Mr Taylor’s narrative verdict read: “James Patrick Redmond suffered a fall outside his home on November 29, 2012.

“He was admitted to the Royal Blackburn Hospital, where aspects of his care were open to criticism.

“He died on January 13, 2013, of bronchial pneumonia.”

Earlier Mr Redmond’s consultant, Dr Raymond Hyatt, had described his post-operative delirium as “one of the worst cases he had ever seen”.

His son, also called James Redmond and a former charge nurse, told the inquest how his family had encountered a lack of communication over their father’s treatment.

He added that they were upset when they found him in bed with a mucus-filled mouth.
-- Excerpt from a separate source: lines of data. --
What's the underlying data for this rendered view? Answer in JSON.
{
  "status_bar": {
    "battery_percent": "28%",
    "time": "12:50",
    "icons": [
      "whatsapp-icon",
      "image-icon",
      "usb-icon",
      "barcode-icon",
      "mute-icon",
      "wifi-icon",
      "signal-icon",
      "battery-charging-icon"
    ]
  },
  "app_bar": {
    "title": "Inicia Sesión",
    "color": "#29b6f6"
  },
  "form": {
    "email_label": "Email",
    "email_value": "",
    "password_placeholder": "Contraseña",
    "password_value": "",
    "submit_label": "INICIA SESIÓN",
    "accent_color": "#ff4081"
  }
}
They were also concerned that medication had not been administered properly.

The hearing was also told that family members were left distressed Mr Redmond was left leaning to one side with his mouth open after he died.

Trust staff have apologised for the oversight.

Nursing expert Irene Waters said it was apparent consistent efforts had been made to provide medication either orally and intravenously by staff.

But in his delirious state, Mr Redmond was often either drowsy or agitated, making such a process difficult, likewise with giving nutrition and water, the inquest heard.

Mrs Waters was critical, though, that a mental health assessment was not undertaken, which may have assisted nursing care, was not undertaken, even though it was known there were questions marks over Mr Redmond’s cognitive abilities on his admission.

Speaking after the case, his son James said the family was happy with the coroner’s conclusion regarding the death of his father, who also had 51 grandchildren and great-grandchildren.

“We can now regard this among his legacy, that his dying has improved the chances of other people, who find themselves in the same circumstances, of surviving because of the changes that the Royal Blackburn Hospital has now made,” he added.